Algemeen

Als in de avondmaalsliturgie het Onze Vader is gebeden (dan luidt de klok), de inzettingswoorden zijn gesproken en het Agnus Dei (Lam Gods) is gezongen, nodigt de voorganger de mensen uit naar voren te komen, te beginnen met hen die in het linkervak (vanaf het podium gezien) zitten.
Het kan zijn dat een tweede kring noodzakelijk is, in één kring gaan ongeveer 30 mensen.
 
Organisatie
- Wijn, een avondmaalsstel en papieren servetten zijn in de Lutherkerk aanwezig.
- Het brood wordt meegenomen door de dienstdoende diaken uit de “eigen” kerk waar diezelfde zondagmorgen een avondmaalsviering is gehouden.
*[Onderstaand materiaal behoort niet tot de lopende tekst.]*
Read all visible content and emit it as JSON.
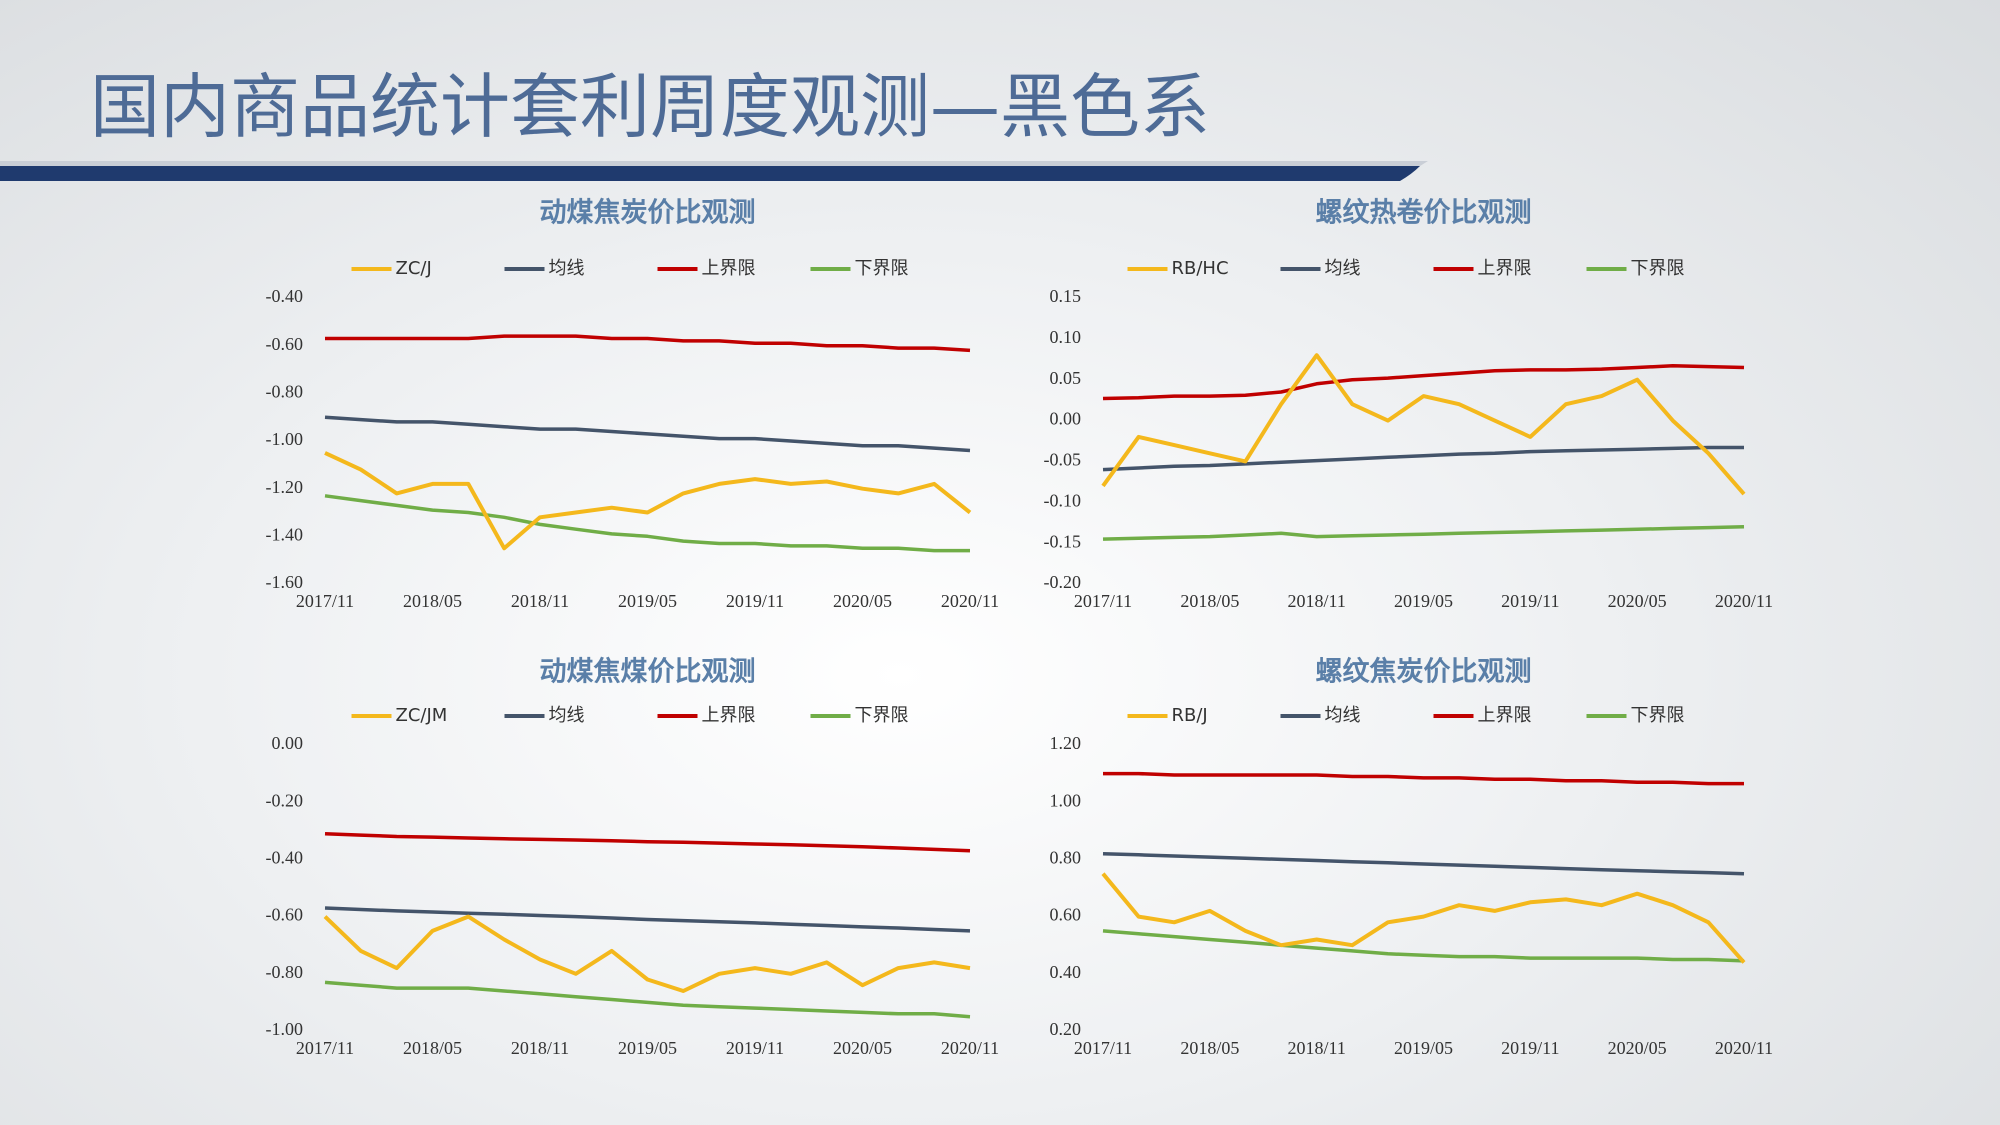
{
  "header": {
    "title": "国内商品统计套利周度观测—黑色系"
  },
  "chart_data": [
    {
      "type": "line",
      "title": "动煤焦炭价比观测",
      "categories": [
        "2017/11",
        null,
        null,
        "2018/05",
        null,
        null,
        "2018/11",
        null,
        null,
        "2019/05",
        null,
        null,
        "2019/11",
        null,
        null,
        "2020/05",
        null,
        null,
        "2020/11"
      ],
      "series": [
        {
          "name": "ZC/J",
          "color": "#f4b81c",
          "values": [
            -1.05,
            -1.12,
            -1.22,
            -1.18,
            -1.18,
            -1.45,
            -1.32,
            -1.3,
            -1.28,
            -1.3,
            -1.22,
            -1.18,
            -1.16,
            -1.18,
            -1.17,
            -1.2,
            -1.22,
            -1.18,
            -1.3
          ]
        },
        {
          "name": "均线",
          "color": "#44546a",
          "values": [
            -0.9,
            -0.91,
            -0.92,
            -0.92,
            -0.93,
            -0.94,
            -0.95,
            -0.95,
            -0.96,
            -0.97,
            -0.98,
            -0.99,
            -0.99,
            -1.0,
            -1.01,
            -1.02,
            -1.02,
            -1.03,
            -1.04
          ]
        },
        {
          "name": "上界限",
          "color": "#c00000",
          "values": [
            -0.57,
            -0.57,
            -0.57,
            -0.57,
            -0.57,
            -0.56,
            -0.56,
            -0.56,
            -0.57,
            -0.57,
            -0.58,
            -0.58,
            -0.59,
            -0.59,
            -0.6,
            -0.6,
            -0.61,
            -0.61,
            -0.62
          ]
        },
        {
          "name": "下界限",
          "color": "#70ad47",
          "values": [
            -1.23,
            -1.25,
            -1.27,
            -1.29,
            -1.3,
            -1.32,
            -1.35,
            -1.37,
            -1.39,
            -1.4,
            -1.42,
            -1.43,
            -1.43,
            -1.44,
            -1.44,
            -1.45,
            -1.45,
            -1.46,
            -1.46
          ]
        }
      ],
      "ylim": [
        -1.6,
        -0.4
      ],
      "yticks": [
        {
          "value": -0.4,
          "label": "-0.40"
        },
        {
          "value": -0.6,
          "label": "-0.60"
        },
        {
          "value": -0.8,
          "label": "-0.80"
        },
        {
          "value": -1.0,
          "label": "-1.00"
        },
        {
          "value": -1.2,
          "label": "-1.20"
        },
        {
          "value": -1.4,
          "label": "-1.40"
        },
        {
          "value": -1.6,
          "label": "-1.60"
        }
      ],
      "legend": "top"
    },
    {
      "type": "line",
      "title": "螺纹热卷价比观测",
      "categories": [
        "2017/11",
        null,
        null,
        "2018/05",
        null,
        null,
        "2018/11",
        null,
        null,
        "2019/05",
        null,
        null,
        "2019/11",
        null,
        null,
        "2020/05",
        null,
        null,
        "2020/11"
      ],
      "series": [
        {
          "name": "RB/HC",
          "color": "#f4b81c",
          "values": [
            -0.08,
            -0.02,
            -0.03,
            -0.04,
            -0.05,
            0.02,
            0.08,
            0.02,
            0.0,
            0.03,
            0.02,
            0.0,
            -0.02,
            0.02,
            0.03,
            0.05,
            0.0,
            -0.04,
            -0.09
          ]
        },
        {
          "name": "均线",
          "color": "#44546a",
          "values": [
            -0.06,
            -0.058,
            -0.056,
            -0.055,
            -0.053,
            -0.051,
            -0.049,
            -0.047,
            -0.045,
            -0.043,
            -0.041,
            -0.04,
            -0.038,
            -0.037,
            -0.036,
            -0.035,
            -0.034,
            -0.033,
            -0.033
          ]
        },
        {
          "name": "上界限",
          "color": "#c00000",
          "values": [
            0.027,
            0.028,
            0.03,
            0.03,
            0.031,
            0.035,
            0.045,
            0.05,
            0.052,
            0.055,
            0.058,
            0.061,
            0.062,
            0.062,
            0.063,
            0.065,
            0.067,
            0.066,
            0.065
          ]
        },
        {
          "name": "下界限",
          "color": "#70ad47",
          "values": [
            -0.145,
            -0.144,
            -0.143,
            -0.142,
            -0.14,
            -0.138,
            -0.142,
            -0.141,
            -0.14,
            -0.139,
            -0.138,
            -0.137,
            -0.136,
            -0.135,
            -0.134,
            -0.133,
            -0.132,
            -0.131,
            -0.13
          ]
        }
      ],
      "ylim": [
        -0.2,
        0.15
      ],
      "yticks": [
        {
          "value": 0.15,
          "label": "0.15"
        },
        {
          "value": 0.1,
          "label": "0.10"
        },
        {
          "value": 0.05,
          "label": "0.05"
        },
        {
          "value": 0,
          "label": "0.00"
        },
        {
          "value": -0.05,
          "label": "-0.05"
        },
        {
          "value": -0.1,
          "label": "-0.10"
        },
        {
          "value": -0.15,
          "label": "-0.15"
        },
        {
          "value": -0.2,
          "label": "-0.20"
        }
      ],
      "legend": "top"
    },
    {
      "type": "line",
      "title": "动煤焦煤价比观测",
      "categories": [
        "2017/11",
        null,
        null,
        "2018/05",
        null,
        null,
        "2018/11",
        null,
        null,
        "2019/05",
        null,
        null,
        "2019/11",
        null,
        null,
        "2020/05",
        null,
        null,
        "2020/11"
      ],
      "series": [
        {
          "name": "ZC/JM",
          "color": "#f4b81c",
          "values": [
            -0.6,
            -0.72,
            -0.78,
            -0.65,
            -0.6,
            -0.68,
            -0.75,
            -0.8,
            -0.72,
            -0.82,
            -0.86,
            -0.8,
            -0.78,
            -0.8,
            -0.76,
            -0.84,
            -0.78,
            -0.76,
            -0.78
          ]
        },
        {
          "name": "均线",
          "color": "#44546a",
          "values": [
            -0.57,
            -0.575,
            -0.58,
            -0.584,
            -0.588,
            -0.592,
            -0.596,
            -0.6,
            -0.605,
            -0.61,
            -0.614,
            -0.618,
            -0.622,
            -0.627,
            -0.631,
            -0.636,
            -0.64,
            -0.645,
            -0.65
          ]
        },
        {
          "name": "上界限",
          "color": "#c00000",
          "values": [
            -0.31,
            -0.315,
            -0.32,
            -0.322,
            -0.325,
            -0.328,
            -0.33,
            -0.332,
            -0.335,
            -0.338,
            -0.34,
            -0.343,
            -0.346,
            -0.349,
            -0.352,
            -0.356,
            -0.36,
            -0.365,
            -0.37
          ]
        },
        {
          "name": "下界限",
          "color": "#70ad47",
          "values": [
            -0.83,
            -0.84,
            -0.85,
            -0.85,
            -0.85,
            -0.86,
            -0.87,
            -0.88,
            -0.89,
            -0.9,
            -0.91,
            -0.915,
            -0.92,
            -0.925,
            -0.93,
            -0.935,
            -0.94,
            -0.94,
            -0.95
          ]
        }
      ],
      "ylim": [
        -1.0,
        0
      ],
      "yticks": [
        {
          "value": 0,
          "label": "0.00"
        },
        {
          "value": -0.2,
          "label": "-0.20"
        },
        {
          "value": -0.4,
          "label": "-0.40"
        },
        {
          "value": -0.6,
          "label": "-0.60"
        },
        {
          "value": -0.8,
          "label": "-0.80"
        },
        {
          "value": -1.0,
          "label": "-1.00"
        }
      ],
      "legend": "top"
    },
    {
      "type": "line",
      "title": "螺纹焦炭价比观测",
      "categories": [
        "2017/11",
        null,
        null,
        "2018/05",
        null,
        null,
        "2018/11",
        null,
        null,
        "2019/05",
        null,
        null,
        "2019/11",
        null,
        null,
        "2020/05",
        null,
        null,
        "2020/11"
      ],
      "series": [
        {
          "name": "RB/J",
          "color": "#f4b81c",
          "values": [
            0.75,
            0.6,
            0.58,
            0.62,
            0.55,
            0.5,
            0.52,
            0.5,
            0.58,
            0.6,
            0.64,
            0.62,
            0.65,
            0.66,
            0.64,
            0.68,
            0.64,
            0.58,
            0.44
          ]
        },
        {
          "name": "均线",
          "color": "#44546a",
          "values": [
            0.82,
            0.816,
            0.812,
            0.808,
            0.804,
            0.8,
            0.796,
            0.792,
            0.788,
            0.784,
            0.78,
            0.776,
            0.772,
            0.768,
            0.764,
            0.76,
            0.757,
            0.754,
            0.75
          ]
        },
        {
          "name": "上界限",
          "color": "#c00000",
          "values": [
            1.1,
            1.1,
            1.095,
            1.095,
            1.095,
            1.095,
            1.095,
            1.09,
            1.09,
            1.085,
            1.085,
            1.08,
            1.08,
            1.075,
            1.075,
            1.07,
            1.07,
            1.065,
            1.065
          ]
        },
        {
          "name": "下界限",
          "color": "#70ad47",
          "values": [
            0.55,
            0.54,
            0.53,
            0.52,
            0.51,
            0.5,
            0.49,
            0.48,
            0.47,
            0.465,
            0.46,
            0.46,
            0.455,
            0.455,
            0.455,
            0.455,
            0.45,
            0.45,
            0.445
          ]
        }
      ],
      "ylim": [
        0.2,
        1.2
      ],
      "yticks": [
        {
          "value": 1.2,
          "label": "1.20"
        },
        {
          "value": 1.0,
          "label": "1.00"
        },
        {
          "value": 0.8,
          "label": "0.80"
        },
        {
          "value": 0.6,
          "label": "0.60"
        },
        {
          "value": 0.4,
          "label": "0.40"
        },
        {
          "value": 0.2,
          "label": "0.20"
        }
      ],
      "legend": "top"
    }
  ]
}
- De diaken draagt zorg dat er repen brood liggen op de grote schaal en er voldoende gebroken brood ligt op de zilveren schaal op voetstuk, waarmee wordt rondgegaan.
- Aan een kringviering kan ook zittend worden deelgenomen. Men neemt dan plaats op de voorste rij rechts (vanaf het podium gezien). Dit dient op de gestencilde liturgie vermeld of duidelijk door de predikant gezegd te worden.
- De eerste kring wordt dan zo gevormd, dat wie op die eerste rij zit, zich in de kring weet opgenomen.
- De dienstdoende diaken staat links van de voorganger en de dienstdoende ouderling rechts van de voorganger.
              
Op het liturgisch centrum
Brood: De diaken deelt (met de klok mee) brood aan allen in de kring, legt het bij ieder in de hand (niet: men neemt, maar: men ontvangt), te beginnen bij de voorganger. Mogelijke woorden bij het uitdelen van het brood: lichaam van Christus, het lichaam van Christus voor u/jou gegeven, brood dat leven geeft, manna uit de hemel, brood voor onderweg. Aan het eind van de rondgang deelt de diaken brood aan de laatste ambtsdrager (diaken, als er daar twee van zijn, of ouderling), die op zijn/haar beurt de diaken het brood uitreikt.
Wijn: Nadat ± 7 mensen het brood hebben ontvangen volgt de voorganger met de beker en deelt de wijn. Mogelijke woorden bij het aangeven van de beker: bloed van Christus, het bloed van Christus voor u/jou vergoten, de wijn van Gods Koninkrijk, leven en overvloed. Aan het eind van deze rondgang deelt de diaken de wijn aan de voorganger.
- Hierna geven allen in de kring elkaar een hand en vormen een gesloten cirkel. De voorganger spreekt een zegenwens en besluit de tafel met dankgebed. Daarna gaan allen weer naar hun plaats.
- Als een tweede kring volgt, gaat dat met medewerking van dezelfde dienstdoende ambtsdragers op identieke wijze.